Li Jialiang, Gao Ming, D'Agostino Ralph
Department of Statistics and Applied Probability, National University of Singapore, Singapore.
Duke University-NUS Graduate Medical School, Singapore.
Stat Med. 2019 Jun 15;38(13):2477-2503. doi: 10.1002/sim.8103. Epub 2019 Jan 30.

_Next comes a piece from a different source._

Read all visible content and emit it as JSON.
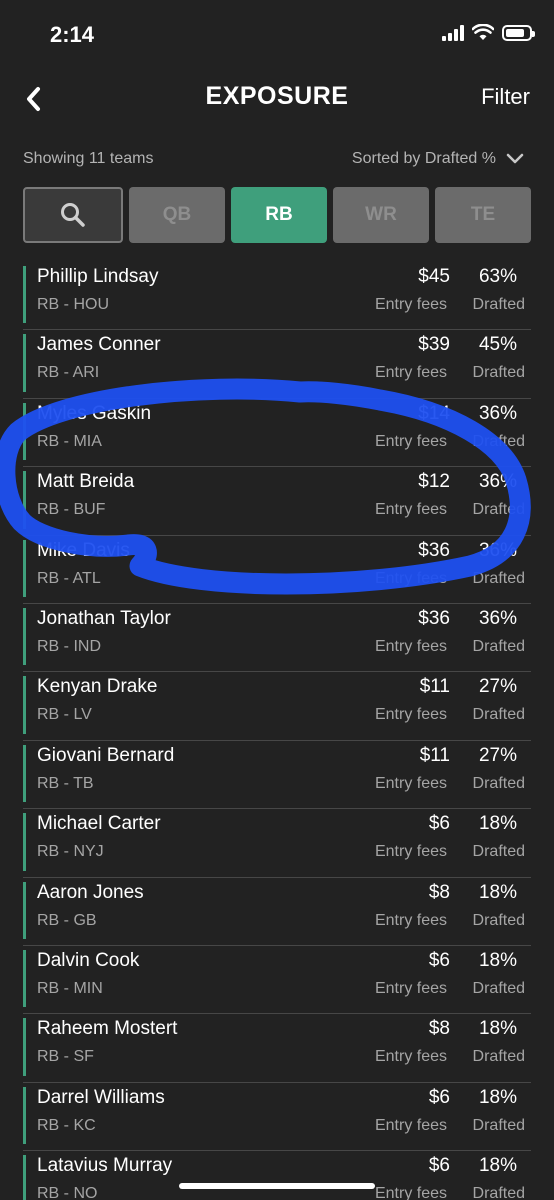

Deep learning neural network models such as multilayer perceptron (MLP) and convolutional neural network (CNN) are novel and attractive artificial intelligence computing tools. However, evaluation of the performance of these methods is not readily available for practitioners yet. We provide a tutorial for evaluating classification accuracy for various state-of-the-art learning approaches, including familiar shallow and deep learning methods. For qualitative response variables with more than two categories, many traditional accuracy measures such as sensitivity, specificity, and area under the receiver operating characteristic curve are not applicable and we have to consider their extensions properly. In this paper, a few important statistical concepts for multicategory classification accuracy are reviewed and their utilities for various learning algorithms are demonstrated with real medical examples. We offer problem-based R code to illustrate how to perform these statistical computations step by step. We expect that such analysis tools will become more familiar to practitioners and receive broader applications in biostatistics.
深度学习神经网络模型,如多层感知器(MLP)和卷积神经网络(CNN),是新颖且有吸引力的人工智能计算工具。然而,从业者目前还难以获得这些方法性能的评估。我们提供了一个教程,用于评估各种最先进学习方法的分类准确率,包括常见的浅层和深度学习方法。对于具有两个以上类别的定性响应变量,许多传统的准确率度量,如灵敏度、特异性和接收器操作特征曲线下的面积并不适用,我们必须适当地考虑它们的扩展。本文回顾了多类别分类准确率的一些重要统计概念,并通过实际医学示例展示了它们在各种学习算法中的效用。我们提供基于问题的R代码来说明如何逐步执行这些统计计算。我们期望这样的分析工具能为从业者所更熟悉,并在生物统计学中得到更广泛的应用。